Virtual Try-On Experiences Will Spike
For beauty stores, providing access to makeup artists online is a good first step, but long-term success may just depend on how well they expand their virtual offerings to act as a stand-in for the in-person experience.
Sephora, for example, has an arsenal of digital tools that can help you narrow down the product selection, including a virtual artist. Ulta Beauty has its Glamlab.
"We understand part of the joy of shopping for beauty products is being able to touch, play and explore," said Arnaudo. "While that is not possible in today's current climate, we are excited to introduce guests to Glamlab, our virtual try-on capability within the Ulta Beauty app, if they aren't already using it."
The feature is meant to be used as a safer alternative to in-store testers, letting you swatch everything from eyeshadow and lipstick to hair color before buying.
Certain Categories Will Still Thrive In-Store
While virtual try-ons can certainly help with select purchases, Richards says certain beauty categories — like fragrance — simply require the sensorial experience.
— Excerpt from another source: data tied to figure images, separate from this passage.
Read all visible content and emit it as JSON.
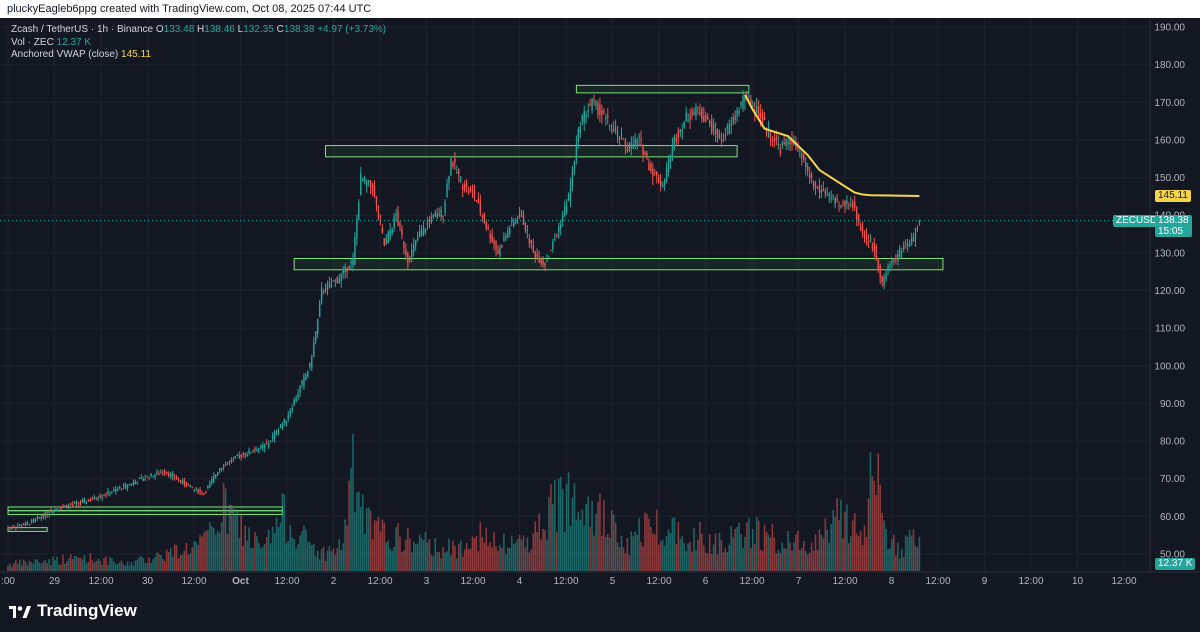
{
  "header": {
    "caption": "pluckyEagleb6ppg created with TradingView.com, Oct 08, 2025 07:44 UTC"
  },
  "legend": {
    "symbol_line": "Zcash / TetherUS · 1h · Binance",
    "o_key": "O",
    "o_val": "133.48",
    "h_key": "H",
    "h_val": "138.46",
    "l_key": "L",
    "l_val": "132.35",
    "c_key": "C",
    "c_val": "138.38",
    "change": "+4.97 (+3.73%)",
    "vol_label": "Vol · ZEC",
    "vol_val": "12.37 K",
    "vwap_label": "Anchored VWAP (close)",
    "vwap_val": "145.11"
  },
  "tags": {
    "vwap": "145.11",
    "symbol": "ZECUSDT",
    "last_price": "138.38",
    "countdown": "15:05",
    "volume": "12.37 K"
  },
  "footer": {
    "brand": "TradingView"
  },
  "colors": {
    "background": "#131722",
    "bull": "#26a69a",
    "bear": "#ef5350",
    "vwap": "#f5d547",
    "zone": "#7ee07e",
    "grid": "#1e222d",
    "axis_text": "#b2b5be"
  },
  "chart_data": {
    "type": "candlestick",
    "title": "Zcash / TetherUS · 1h · Binance",
    "y_ticks": [
      50,
      60,
      70,
      80,
      90,
      100,
      110,
      120,
      130,
      140,
      150,
      160,
      170,
      180,
      190
    ],
    "y_tick_labels": [
      "50.00",
      "60.00",
      "70.00",
      "80.00",
      "90.00",
      "100.00",
      "110.00",
      "120.00",
      "130.00",
      "140.00",
      "150.00",
      "160.00",
      "170.00",
      "180.00",
      "190.00"
    ],
    "ylim": [
      47,
      193
    ],
    "x_tick_labels": [
      ":00",
      "29",
      "12:00",
      "30",
      "12:00",
      "Oct",
      "12:00",
      "2",
      "12:00",
      "3",
      "12:00",
      "4",
      "12:00",
      "5",
      "12:00",
      "6",
      "12:00",
      "7",
      "12:00",
      "8",
      "12:00",
      "9",
      "12:00",
      "10",
      "12:00"
    ],
    "last_price": 138.38,
    "price_path_hourly": [
      [
        0,
        57
      ],
      [
        10,
        58
      ],
      [
        24,
        62
      ],
      [
        40,
        64
      ],
      [
        55,
        67
      ],
      [
        68,
        70
      ],
      [
        80,
        72
      ],
      [
        92,
        68
      ],
      [
        100,
        66
      ],
      [
        108,
        73
      ],
      [
        118,
        76
      ],
      [
        132,
        79
      ],
      [
        142,
        86
      ],
      [
        148,
        93
      ],
      [
        154,
        100
      ],
      [
        158,
        112
      ],
      [
        160,
        120
      ],
      [
        166,
        122
      ],
      [
        170,
        124
      ],
      [
        176,
        128
      ],
      [
        180,
        150
      ],
      [
        186,
        147
      ],
      [
        192,
        132
      ],
      [
        198,
        140
      ],
      [
        204,
        128
      ],
      [
        210,
        135
      ],
      [
        216,
        139
      ],
      [
        222,
        141
      ],
      [
        226,
        155
      ],
      [
        232,
        148
      ],
      [
        238,
        145
      ],
      [
        244,
        137
      ],
      [
        250,
        130
      ],
      [
        256,
        137
      ],
      [
        262,
        140
      ],
      [
        268,
        130
      ],
      [
        274,
        127
      ],
      [
        280,
        135
      ],
      [
        286,
        145
      ],
      [
        292,
        165
      ],
      [
        298,
        170
      ],
      [
        304,
        166
      ],
      [
        310,
        162
      ],
      [
        316,
        158
      ],
      [
        322,
        160
      ],
      [
        328,
        152
      ],
      [
        334,
        148
      ],
      [
        340,
        160
      ],
      [
        346,
        166
      ],
      [
        352,
        168
      ],
      [
        358,
        164
      ],
      [
        364,
        160
      ],
      [
        370,
        165
      ],
      [
        376,
        172
      ],
      [
        382,
        168
      ],
      [
        388,
        162
      ],
      [
        394,
        158
      ],
      [
        400,
        160
      ],
      [
        406,
        154
      ],
      [
        412,
        147
      ],
      [
        418,
        146
      ],
      [
        424,
        142
      ],
      [
        430,
        144
      ],
      [
        436,
        135
      ],
      [
        442,
        131
      ],
      [
        446,
        122
      ],
      [
        450,
        127
      ],
      [
        456,
        131
      ],
      [
        462,
        134
      ],
      [
        465,
        138.38
      ]
    ],
    "volume_hourly_k": [
      [
        0,
        2
      ],
      [
        20,
        3
      ],
      [
        40,
        4
      ],
      [
        60,
        2
      ],
      [
        80,
        5
      ],
      [
        100,
        8
      ],
      [
        110,
        18
      ],
      [
        130,
        6
      ],
      [
        140,
        16
      ],
      [
        150,
        10
      ],
      [
        160,
        5
      ],
      [
        170,
        7
      ],
      [
        176,
        28
      ],
      [
        182,
        15
      ],
      [
        186,
        12
      ],
      [
        196,
        10
      ],
      [
        212,
        8
      ],
      [
        230,
        6
      ],
      [
        236,
        12
      ],
      [
        250,
        7
      ],
      [
        268,
        10
      ],
      [
        274,
        16
      ],
      [
        292,
        26
      ],
      [
        300,
        18
      ],
      [
        316,
        7
      ],
      [
        326,
        14
      ],
      [
        340,
        12
      ],
      [
        360,
        9
      ],
      [
        374,
        10
      ],
      [
        380,
        12
      ],
      [
        396,
        8
      ],
      [
        412,
        9
      ],
      [
        426,
        18
      ],
      [
        430,
        14
      ],
      [
        436,
        7
      ],
      [
        442,
        38
      ],
      [
        446,
        12
      ],
      [
        456,
        6
      ],
      [
        465,
        12.37
      ]
    ],
    "vwap_points": [
      [
        376,
        172
      ],
      [
        380,
        168
      ],
      [
        386,
        163
      ],
      [
        392,
        162
      ],
      [
        398,
        161
      ],
      [
        404,
        158
      ],
      [
        408,
        156
      ],
      [
        414,
        152
      ],
      [
        420,
        150
      ],
      [
        426,
        148
      ],
      [
        432,
        146
      ],
      [
        436,
        145.5
      ],
      [
        440,
        145.3
      ],
      [
        465,
        145.11
      ]
    ],
    "zones": [
      [
        0,
        60.5,
        140,
        61.5
      ],
      [
        0,
        61.5,
        140,
        62.5
      ],
      [
        0,
        56.0,
        20,
        57.0
      ],
      [
        146,
        125.5,
        477,
        128.5
      ],
      [
        162,
        155.5,
        372,
        158.5
      ],
      [
        290,
        172.5,
        378,
        174.5
      ]
    ],
    "grid": true
  }
}
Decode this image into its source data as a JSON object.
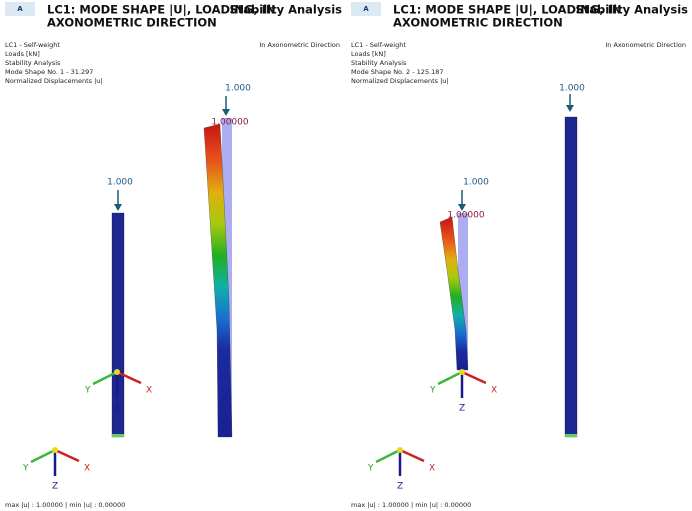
{
  "panels": [
    {
      "tab": "A",
      "title_line1": "LC1: MODE SHAPE |U|, LOADING, IN",
      "title_line2": "AXONOMETRIC DIRECTION",
      "analysis": "Stability Analysis",
      "info": [
        "LC1 - Self-weight",
        "Loads [kN]",
        "Stability Analysis",
        "Mode Shape No. 1 - 31.297",
        "Normalized Displacements |u|"
      ],
      "direction": "In Axonometric Direction",
      "load_labels": [
        "1.000",
        "1.000"
      ],
      "max_label": "1.00000",
      "axes": {
        "x": "X",
        "y": "Y",
        "z": "Z"
      },
      "footer": "max |u| : 1.00000 | min |u| : 0.00000"
    },
    {
      "tab": "A",
      "title_line1": "LC1: MODE SHAPE |U|, LOADING, IN",
      "title_line2": "AXONOMETRIC DIRECTION",
      "analysis": "Stability Analysis",
      "info": [
        "LC1 - Self-weight",
        "Loads [kN]",
        "Stability Analysis",
        "Mode Shape No. 2 - 125.187",
        "Normalized Displacements |u|"
      ],
      "direction": "In Axonometric Direction",
      "load_labels": [
        "1.000",
        "1.000"
      ],
      "max_label": "1.00000",
      "axes": {
        "x": "X",
        "y": "Y",
        "z": "Z"
      },
      "footer": "max |u| : 1.00000 | min |u| : 0.00000"
    }
  ]
}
The key for retailers, then, will be to figure out what that looks like from an in-store tester perspective.
"I could never buy a fragrance online," said Richards. "It mixes with your body chemistry, you have to experience something, try it on."
The good news is that scent doesn't carry quite the same cross-contamination potential as, say, a lipstick, but whether that's enough to convince consumers — even the non-germaphobes — only time will tell.